Your FREE and easy resource for all things Texas workers' compensation
At a Glance:
Title:
APD 090726
Date:
July 24, 2009

APD 090726

July 24, 2009

This appeal arises pursuant to the Texas Workers’ Compensation Act, TEX. LAB. CODE ANN. § 401.001 et seq. (1989 Act). A contested case hearing was held on April 30, 2009. With regard to the only issue before him the hearing officer determined that the compensable injury of ___________, does not extend to right carpal tunnel syndrome, right trigger finger, and right lateral epicondylitis.

The appellant/cross-respondent (claimant) appeals the extent-of-injury issue citing doctors’ reports that support his position and noting an inconsistent finding of fact. The respondent/cross-appellant (carrier) appeals, contending that the hearing officer’s Finding of Fact No. 8 is in error and inconsistent with the hearing officer’s ultimate determination. The carrier responds to the claimant’s appeal, urging that we reverse Finding of Fact No. 8 or remand the case.

DECISION

Reversed and remanded.

The parties stipulated that the claimant sustained a compensable injury on ___________. The claimant testified how he was operating an air buffer which got out of control hitting his right hand. The claimant went to a hospital emergency room where he was diagnosed with a hand contusion and finger sprain. The claimant was treated at a clinic and eventually was referred to (Dr. K), who in a report dated October 5, 2007, assessed the conditions at issue in this hearing.

(Dr. P) was appointed as the designated doctor to determine the extent of the claimant’s compensable injury and specifically to address the three conditions at issue.[1] In a report dated June 9, 2008, Dr. P noted diagnostic studies were normal and gave an opinion that the ___________, injury extends to include the three claimed conditions. In a letter of clarification (LOC) from a Texas Department of Insurance, Division of Workers’ Compensation (Division) claims service officer, Dr. P was asked about her prior MMI/IR certification. Dr. P replied by letter dated November 20, 2008, stating she had no changes to make in the claimant’s “diagnosis of a sprain/strain or the [IR] assigned (0%).” The hearing officer, in a LOC, dated November 24, 2008, summarized the medical records and specifically asked “does that change your opinion that the compensable injury extends to right carpal tunnel syndrome, right trigger finger, and right lateral epicondylitis?” Dr. P replied by letter dated January 6, 2009, stating “[t]he mechanism of injury supports a sprain/strain only.”

The hearing officer made findings that: Dr. P was appointed as the designated doctor; Dr. P determined that the compensable injury was only a sprain/strain and the “preponderance of the evidence is not contrary to [Dr. P’s] determination.” The hearing officer’s Finding of Fact No. 8 states:

8.Right carpal tunnel syndrome, right trigger finger, and right lateral epicondylitis arise out of or naturally flow from the compensable injury.

The hearing officer then concludes that:

  1. 3.The compensable injury of ___________ does not extend to right carpal tunnel syndrome, right trigger finger, and right lateral epicondylitis.

DECISION

The compensable injury of ___________ does not extend to right carpal tunnel syndrome, right trigger finger, and right lateral epicondylitis.

ORDER

Carrier is not liable for the benefits at issue in this hearing. Claimant remains entitled to medical benefits for the compensable injury in accordance with [Section] 408.021.

The hearing officer’s Finding of Fact No. 8 is inconsistent with the remainder of his decision.

We reverse the hearing officer’s decision as being internally inconsistent with Finding of Fact No. 8, and remand the case for the hearing officer to make a decision which is not inconsistent and which is supported by the evidence. No new evidentiary hearing on remand is necessary.

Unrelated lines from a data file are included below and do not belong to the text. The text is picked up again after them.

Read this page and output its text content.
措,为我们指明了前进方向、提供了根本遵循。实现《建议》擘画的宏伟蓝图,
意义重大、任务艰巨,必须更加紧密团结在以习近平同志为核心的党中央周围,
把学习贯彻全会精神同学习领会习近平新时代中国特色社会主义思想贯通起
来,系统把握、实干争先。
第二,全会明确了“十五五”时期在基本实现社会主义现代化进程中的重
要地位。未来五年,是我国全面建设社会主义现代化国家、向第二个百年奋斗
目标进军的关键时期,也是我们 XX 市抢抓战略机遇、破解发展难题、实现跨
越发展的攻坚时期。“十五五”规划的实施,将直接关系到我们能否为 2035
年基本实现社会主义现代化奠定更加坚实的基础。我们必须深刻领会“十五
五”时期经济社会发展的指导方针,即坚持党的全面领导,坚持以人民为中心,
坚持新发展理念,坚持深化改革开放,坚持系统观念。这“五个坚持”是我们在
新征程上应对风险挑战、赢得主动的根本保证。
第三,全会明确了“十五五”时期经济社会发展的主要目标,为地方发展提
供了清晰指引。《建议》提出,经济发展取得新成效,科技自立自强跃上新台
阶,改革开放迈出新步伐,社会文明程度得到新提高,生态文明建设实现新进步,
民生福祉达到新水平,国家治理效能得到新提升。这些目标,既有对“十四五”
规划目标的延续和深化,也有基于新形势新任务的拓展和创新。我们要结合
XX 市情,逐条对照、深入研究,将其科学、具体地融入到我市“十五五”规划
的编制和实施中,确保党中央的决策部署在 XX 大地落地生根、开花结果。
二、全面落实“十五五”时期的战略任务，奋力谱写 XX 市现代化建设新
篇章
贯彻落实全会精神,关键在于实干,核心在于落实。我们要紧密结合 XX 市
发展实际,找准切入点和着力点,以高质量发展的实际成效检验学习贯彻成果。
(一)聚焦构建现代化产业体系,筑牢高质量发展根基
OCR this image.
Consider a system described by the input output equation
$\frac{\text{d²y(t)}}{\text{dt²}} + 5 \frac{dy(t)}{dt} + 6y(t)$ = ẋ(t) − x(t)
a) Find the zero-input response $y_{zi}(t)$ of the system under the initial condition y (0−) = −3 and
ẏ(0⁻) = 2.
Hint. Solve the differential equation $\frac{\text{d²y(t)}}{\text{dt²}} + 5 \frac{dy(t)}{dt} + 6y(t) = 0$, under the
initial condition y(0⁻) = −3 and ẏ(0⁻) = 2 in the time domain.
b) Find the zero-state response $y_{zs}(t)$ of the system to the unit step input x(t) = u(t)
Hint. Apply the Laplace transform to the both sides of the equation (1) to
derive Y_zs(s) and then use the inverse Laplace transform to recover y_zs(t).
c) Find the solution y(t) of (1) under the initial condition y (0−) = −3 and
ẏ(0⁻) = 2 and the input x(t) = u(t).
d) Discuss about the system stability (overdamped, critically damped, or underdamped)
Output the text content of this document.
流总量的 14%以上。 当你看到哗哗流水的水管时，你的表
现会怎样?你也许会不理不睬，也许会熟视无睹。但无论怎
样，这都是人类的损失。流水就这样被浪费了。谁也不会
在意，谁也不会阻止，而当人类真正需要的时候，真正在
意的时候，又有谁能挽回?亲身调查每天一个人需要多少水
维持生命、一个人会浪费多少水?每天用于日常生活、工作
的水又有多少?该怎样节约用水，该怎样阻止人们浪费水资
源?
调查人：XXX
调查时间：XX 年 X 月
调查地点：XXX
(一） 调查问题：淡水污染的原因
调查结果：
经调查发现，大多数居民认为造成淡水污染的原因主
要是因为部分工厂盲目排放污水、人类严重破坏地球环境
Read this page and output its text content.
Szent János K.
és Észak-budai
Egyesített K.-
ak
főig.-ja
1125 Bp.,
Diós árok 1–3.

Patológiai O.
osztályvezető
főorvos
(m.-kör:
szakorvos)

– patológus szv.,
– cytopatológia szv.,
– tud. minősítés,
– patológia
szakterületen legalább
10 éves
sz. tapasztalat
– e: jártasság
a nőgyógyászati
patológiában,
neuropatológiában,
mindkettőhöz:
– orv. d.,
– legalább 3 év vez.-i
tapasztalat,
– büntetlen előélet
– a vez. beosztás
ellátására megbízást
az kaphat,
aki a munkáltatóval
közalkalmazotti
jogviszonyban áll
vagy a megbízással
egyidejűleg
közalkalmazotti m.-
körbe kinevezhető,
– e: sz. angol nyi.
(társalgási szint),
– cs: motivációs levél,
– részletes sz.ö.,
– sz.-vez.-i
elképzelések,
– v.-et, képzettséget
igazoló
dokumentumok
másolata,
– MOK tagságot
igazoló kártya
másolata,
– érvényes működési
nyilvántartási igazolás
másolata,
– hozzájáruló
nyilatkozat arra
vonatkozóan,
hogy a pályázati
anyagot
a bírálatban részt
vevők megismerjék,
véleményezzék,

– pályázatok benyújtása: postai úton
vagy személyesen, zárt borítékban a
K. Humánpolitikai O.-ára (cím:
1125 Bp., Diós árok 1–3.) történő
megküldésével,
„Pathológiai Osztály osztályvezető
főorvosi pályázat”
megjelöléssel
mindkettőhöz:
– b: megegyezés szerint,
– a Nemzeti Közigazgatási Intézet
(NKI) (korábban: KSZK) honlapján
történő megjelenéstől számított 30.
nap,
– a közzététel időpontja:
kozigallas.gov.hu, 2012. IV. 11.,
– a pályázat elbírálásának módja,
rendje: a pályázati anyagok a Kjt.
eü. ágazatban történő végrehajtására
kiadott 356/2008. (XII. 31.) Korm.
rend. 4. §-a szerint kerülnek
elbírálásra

Pending resolution of the remand, a final decision has not been made in this case. However, since reversal and remand necessitate the issuance of a new decision and order by the hearing officer, a party who wishes to appeal from such new decision must file a request for review not later than 15 days after the date on which such new decision is received from the Division, pursuant to Section 410.202 which was amended June 17, 2001, to exclude Saturdays and Sundays and holidays listed in Section 662.003 of the Texas Government Code in the computation of the 15-day appeal and response periods. See Appeals Panel Decision 060721, decided June 12, 2006.

The true corporate name of the insurance carrier is ACE AMERICAN INSURANCE COMPANY and the name and address of its registered agent for service of process is

ROBIN M. MOUNTAIN

6600 CAMPUS CIRCLE DRIVE EAST, SUITE 300

IRVING, TEXAS 75063.

Thomas A. Knapp

CONCUR:

Veronica L. Ruberto
Appeals Judge

Margaret L. Turner
Appeals Judge

  1. Dr. P had previously been appointed to address maximum medical improvement (MMI) and impairment rating (IR).